Pour ShapeShifter. Halte là ! :hosto: c'est pas compatible avec ton système...


----------



## wath68 (16 Janvier 2012)

Et la recherche ?? 

En 1ère page ... http://forums.macg.co/customisation/icone-finder-disparue-help-941722.html


----------



## jaddou (17 Janvier 2012)

Christophe31 a dit:


> Utilise LiteIcon pour changer ton icône de Finder c'est plus sur que de "bidouiller" dans le système et c'est gratuit.
> 
> Pour ShapeShifter. Halte là ! :hosto: c'est pas compatible avec ton système...



Alors merci pr l'info LiteIcon, j'a supprimer ShapeSifter! 

Mais pour se qui est de "bidouiller", je suis desole mais j'ai suivis un TuTo tres precis, je n'y suis pas aller en Aveugle!!!  Et si j'essays pas suivant des tutos je ne pourrais jamais apprendre. 
Surtout que je suits des tutos uniquement pour customiser, je n'essairais surement de faire des manip plus compliquer! 

---------- Nouveau message ajouté à 11h52 ---------- Le message précédent a été envoyé à 11h48 ----------




wath68 a dit:


> Et la recherche ??
> 
> En 1ère page ... http://forums.macg.co/customisation/icone-finder-disparue-help-941722.html




 Honnetement, je suis tomber sur un lien qui donner directement sur le forum custo, et la je n'ai pas trouver tout de suite "Rechercher". Donc j'ai parcourus qlq discussion et j'ai decider de poster ma question!! Mais merci car maintenant j'ai trouve ou je dois rechercher!

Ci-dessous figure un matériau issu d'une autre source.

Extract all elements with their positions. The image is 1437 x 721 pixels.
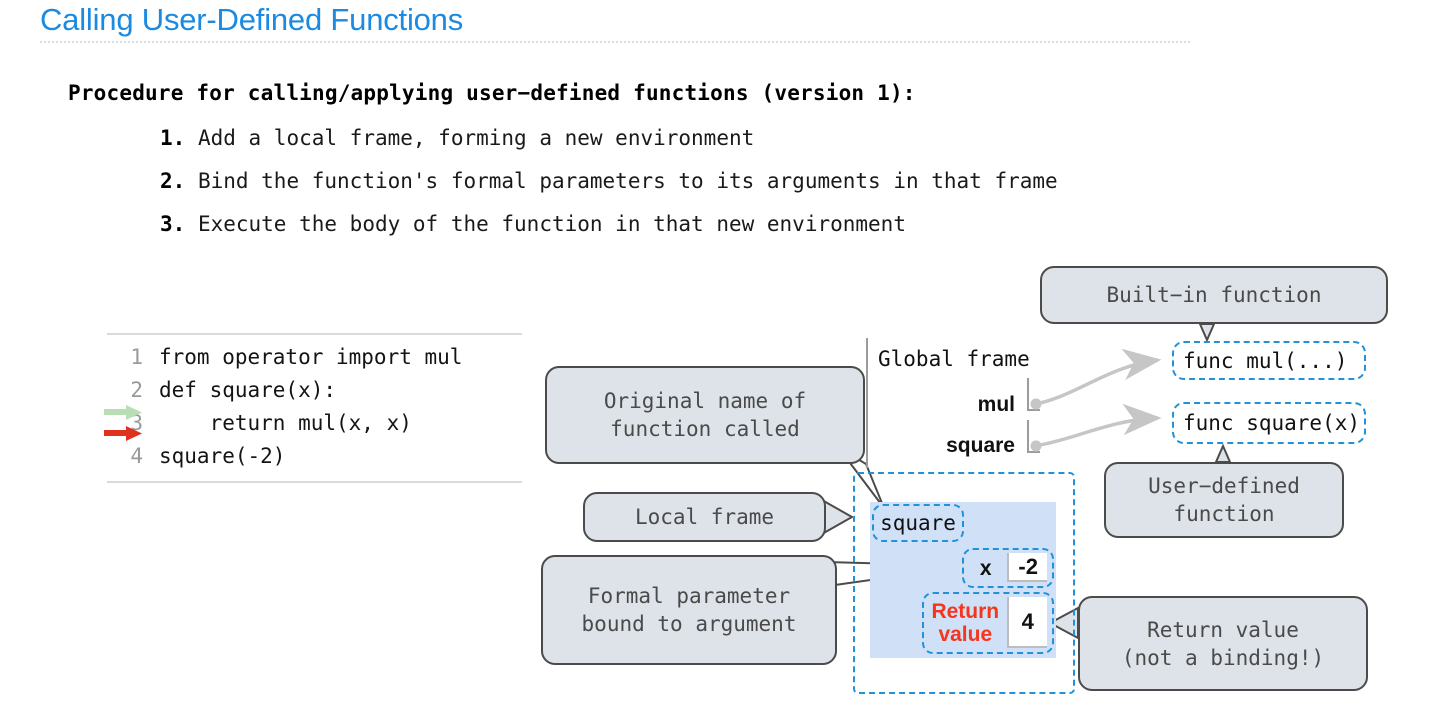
- code-line-text: return mul(x, x): [159, 411, 412, 435]
- code-line-text: def square(x):: [159, 378, 337, 402]
- code-line-number: 3: [130, 411, 143, 435]
- step-text: Execute the body of the function in that…: [197, 212, 906, 236]
- func-value-square: func square(x): [1172, 402, 1366, 444]
- global-frame-bar: [866, 338, 868, 468]
- procedure-step-2: 2. Bind the function's formal parameters…: [160, 169, 1058, 193]
- procedure-step-3: 3. Execute the body of the function in t…: [160, 212, 906, 236]
- code-line: 1 from operator import mul: [107, 341, 522, 374]
- page-title: Calling User-Defined Functions: [40, 2, 464, 37]
- code-line-number: 2: [130, 378, 143, 402]
- callout-tail-localframe: [821, 498, 855, 536]
- code-block: 1 from operator import mul 2 def square(x)…: [107, 333, 522, 483]
- local-binding-x: x -2: [962, 548, 1054, 588]
- code-line-current: 3 return mul(x, x): [107, 407, 522, 440]
- callout-builtin-function: Built−in function: [1040, 266, 1388, 324]
- code-line-text: from operator import mul: [159, 345, 463, 369]
- callout-tail-builtin: [1198, 323, 1216, 343]
- local-binding-return-value-cell: 4: [1006, 597, 1047, 648]
- code-line-text: square(-2): [159, 444, 286, 468]
- global-binding-mul: mul: [977, 393, 1015, 416]
- callout-formal-parameter: Formal parameter bound to argument: [541, 555, 837, 665]
- local-binding-x-key: x: [979, 556, 992, 580]
- step-text: Bind the function's formal parameters to…: [197, 169, 1058, 193]
- code-line-number: 1: [130, 345, 143, 369]
- procedure-step-1: 1. Add a local frame, forming a new envi…: [160, 126, 754, 150]
- pointer-arrow-square: [1039, 403, 1162, 447]
- procedure-heading: Procedure for calling/applying user−defi…: [68, 81, 916, 105]
- global-binding-square: square: [946, 434, 1015, 457]
- step-text: Add a local frame, forming a new environ…: [197, 126, 755, 150]
- title-divider: [40, 41, 1190, 43]
- code-line: 4 square(-2): [107, 440, 522, 473]
- local-binding-x-value: -2: [1007, 553, 1047, 582]
- step-number: 1.: [160, 126, 186, 150]
- callout-original-name: Original name of function called: [545, 366, 865, 464]
- callout-local-frame: Local frame: [583, 492, 826, 542]
- step-number: 3.: [160, 212, 186, 236]
- code-line: 2 def square(x):: [107, 374, 522, 407]
- callout-return-value: Return value (not a binding!): [1078, 596, 1368, 691]
- callout-user-defined-function: User−defined function: [1104, 462, 1344, 538]
- global-frame-label: Global frame: [878, 347, 1030, 371]
- func-value-mul: func mul(...): [1172, 341, 1366, 380]
- code-line-number: 4: [130, 444, 143, 468]
- local-binding-return-key: Return value: [931, 600, 1000, 646]
- binding-dot-square: [1030, 440, 1042, 452]
- local-binding-return-value: Return value 4: [922, 592, 1054, 654]
- local-frame-name: square: [872, 504, 964, 542]
- pointer-arrow-mul: [1039, 348, 1162, 405]
- callout-tail-userdefined: [1214, 443, 1232, 463]
- binding-dot-mul: [1030, 398, 1042, 410]
- step-number: 2.: [160, 169, 186, 193]
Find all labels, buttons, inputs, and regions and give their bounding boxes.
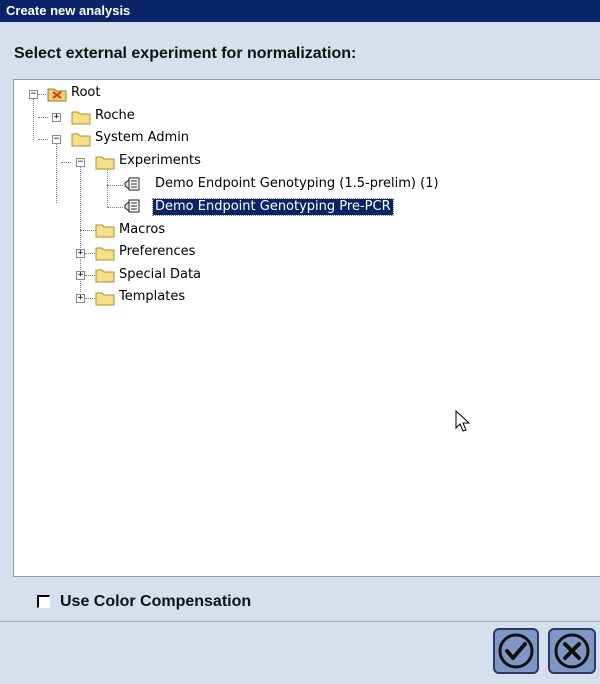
folder-icon — [95, 224, 115, 238]
window-title: Create new analysis — [0, 0, 600, 22]
dialog-heading: Select external experiment for normaliza… — [0, 22, 600, 70]
tree-connector — [38, 117, 48, 118]
tree-node-roche[interactable]: Roche — [93, 108, 137, 124]
tree-connector — [80, 230, 96, 231]
footer-divider — [0, 621, 600, 622]
root-folder-icon — [47, 88, 67, 102]
collapse-experiments-toggle[interactable]: − — [76, 158, 85, 167]
tree-connector — [33, 98, 34, 140]
tree-connector — [38, 139, 48, 140]
tree-connector — [85, 253, 95, 254]
tree-node-preferences[interactable]: Preferences — [117, 244, 197, 260]
tree-node-experiment-1[interactable]: Demo Endpoint Genotyping (1.5-prelim) (1… — [153, 176, 441, 192]
folder-icon — [71, 133, 91, 147]
folder-icon — [71, 111, 91, 125]
expand-special-data-toggle[interactable]: + — [76, 271, 85, 280]
tree-connector — [107, 167, 108, 207]
folder-icon — [95, 292, 115, 306]
tree-connector — [61, 162, 71, 163]
collapse-system-admin-toggle[interactable]: − — [52, 135, 61, 144]
tree-node-root[interactable]: Root — [69, 85, 102, 101]
experiment-file-icon — [124, 199, 140, 213]
tree-connector — [85, 275, 95, 276]
color-compensation-checkbox[interactable] — [37, 595, 50, 608]
tree-node-templates[interactable]: Templates — [117, 289, 187, 305]
tree-node-experiment-2-selected[interactable]: Demo Endpoint Genotyping Pre-PCR — [152, 198, 394, 216]
ok-button[interactable] — [493, 628, 539, 674]
collapse-root-toggle[interactable]: − — [29, 90, 38, 99]
tree-connector — [38, 94, 46, 95]
folder-icon — [95, 269, 115, 283]
tree-node-system-admin[interactable]: System Admin — [93, 130, 191, 146]
folder-icon — [95, 156, 115, 170]
folder-icon — [95, 247, 115, 261]
expand-preferences-toggle[interactable]: + — [76, 249, 85, 258]
color-compensation-label[interactable]: Use Color Compensation — [60, 593, 251, 611]
tree-node-special-data[interactable]: Special Data — [117, 267, 203, 283]
tree-node-experiments[interactable]: Experiments — [117, 153, 203, 169]
x-circle-icon — [554, 633, 590, 669]
tree-connector — [85, 298, 95, 299]
cancel-button[interactable] — [548, 628, 596, 674]
tree-node-macros[interactable]: Macros — [117, 222, 167, 238]
mouse-cursor-icon — [455, 410, 471, 432]
experiment-file-icon — [124, 177, 140, 191]
experiment-tree[interactable]: − Root + Roche − System Admin − Experime… — [13, 79, 600, 577]
expand-templates-toggle[interactable]: + — [76, 294, 85, 303]
tree-connector — [107, 207, 123, 208]
expand-roche-toggle[interactable]: + — [52, 113, 61, 122]
tree-connector — [107, 185, 123, 186]
tree-connector — [56, 143, 57, 203]
checkmark-icon — [498, 633, 534, 669]
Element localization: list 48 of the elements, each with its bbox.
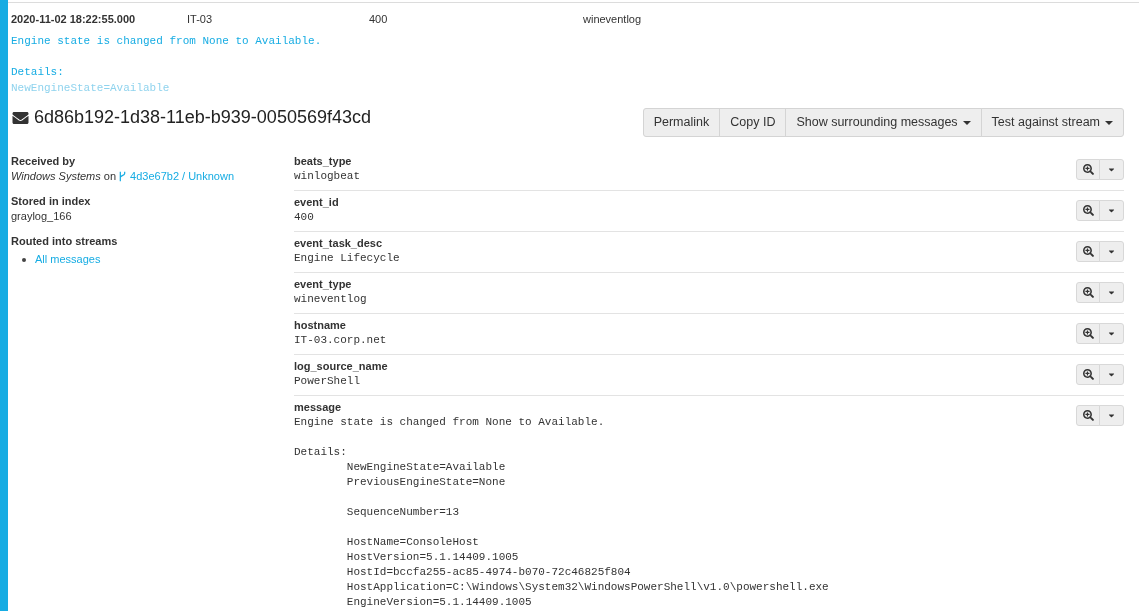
info-label: Received by <box>11 154 76 169</box>
field-value: Engine state is changed from None to Available. Details: NewEngineState=Available PreviousEngineState=None SequenceNumber=13 HostName=ConsoleHost HostVersion=5.1.14409.1005 HostId=bccfa255-ac85-4974-b070-72c46825f804 HostApplication=C:\Windows\System32\WindowsPowerShell\v1.0\powershell.exe EngineVersion=5.1.14409.1005 <box>294 415 829 610</box>
field-name: log_source_name <box>294 359 388 374</box>
zoom-button[interactable] <box>1076 281 1100 303</box>
caret-icon <box>1105 120 1113 125</box>
event-id-text: 400 <box>369 13 388 25</box>
zoom-button[interactable] <box>1076 240 1100 262</box>
zoom-in-icon <box>1082 204 1094 216</box>
envelope-icon <box>11 109 30 126</box>
message-id: 6d86b192-1d38-11eb-b939-0050569f43cd <box>34 107 371 128</box>
zoom-in-icon <box>1082 327 1094 339</box>
field-name: message <box>294 400 342 415</box>
zoom-in-icon <box>1082 286 1094 298</box>
zoom-button[interactable] <box>1076 199 1100 221</box>
bullet-icon <box>22 257 26 262</box>
field-value: IT-03.corp.net <box>294 333 387 348</box>
zoom-button[interactable] <box>1076 322 1100 344</box>
zoom-button[interactable] <box>1076 363 1100 385</box>
field-name: event_id <box>294 195 339 210</box>
action-button[interactable]: Test against stream <box>980 108 1124 137</box>
info-label: Routed into streams <box>11 234 118 249</box>
zoom-in-icon <box>1082 163 1094 175</box>
field-name: beats_type <box>294 154 352 169</box>
action-button[interactable]: Show surrounding messages <box>785 108 982 137</box>
fork-icon <box>119 171 127 182</box>
source-text: IT-03 <box>187 13 213 25</box>
zoom-in-icon <box>1082 409 1094 421</box>
log-type-text: wineventlog <box>583 13 642 25</box>
action-button[interactable]: Permalink <box>642 108 721 137</box>
field-value: winlogbeat <box>294 169 360 184</box>
field-name: hostname <box>294 318 346 333</box>
index-name: graylog_166 <box>11 209 72 224</box>
zoom-in-icon <box>1082 245 1094 257</box>
info-label: Stored in index <box>11 194 91 209</box>
field-value: wineventlog <box>294 292 367 307</box>
field-value: PowerShell <box>294 374 360 389</box>
zoom-button[interactable] <box>1076 158 1100 180</box>
field-name: event_type <box>294 277 352 292</box>
field-value: Engine Lifecycle <box>294 251 400 266</box>
zoom-in-icon <box>1082 368 1094 380</box>
caret-icon <box>962 120 971 125</box>
field-value: 400 <box>294 210 314 225</box>
action-button[interactable]: Copy ID <box>719 108 787 137</box>
timestamp-text: 2020-11-02 18:22:55.000 <box>11 13 136 25</box>
receiver-text: Windows Systems on <box>11 169 117 184</box>
zoom-button[interactable] <box>1076 404 1100 426</box>
field-name: event_task_desc <box>294 236 383 251</box>
message-preview: Engine state is changed from None to Available. Details: NewEngineState=Available <box>11 34 322 96</box>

PAr contre, apres avoir suivis le Tuto mon ICONE est toujours TRANSPARENT!!!!

DES IDEES??????????????????????????????????????Svp


----------



## jaddou (18 Janvier 2012)

*Qlq aurait il une idee pour remettre l'icone Finder visible?*


MErci d'avance pour toute aide!!!


----------



## Christophe31 (21 Janvier 2012)

As tu suivit le tuto que t'as précisé Wath ?


----------



## jaddou (22 Janvier 2012)

Oui plusieurs fois, merci mais cela n'a pas fonctionne! 
Merci quand meme!


----------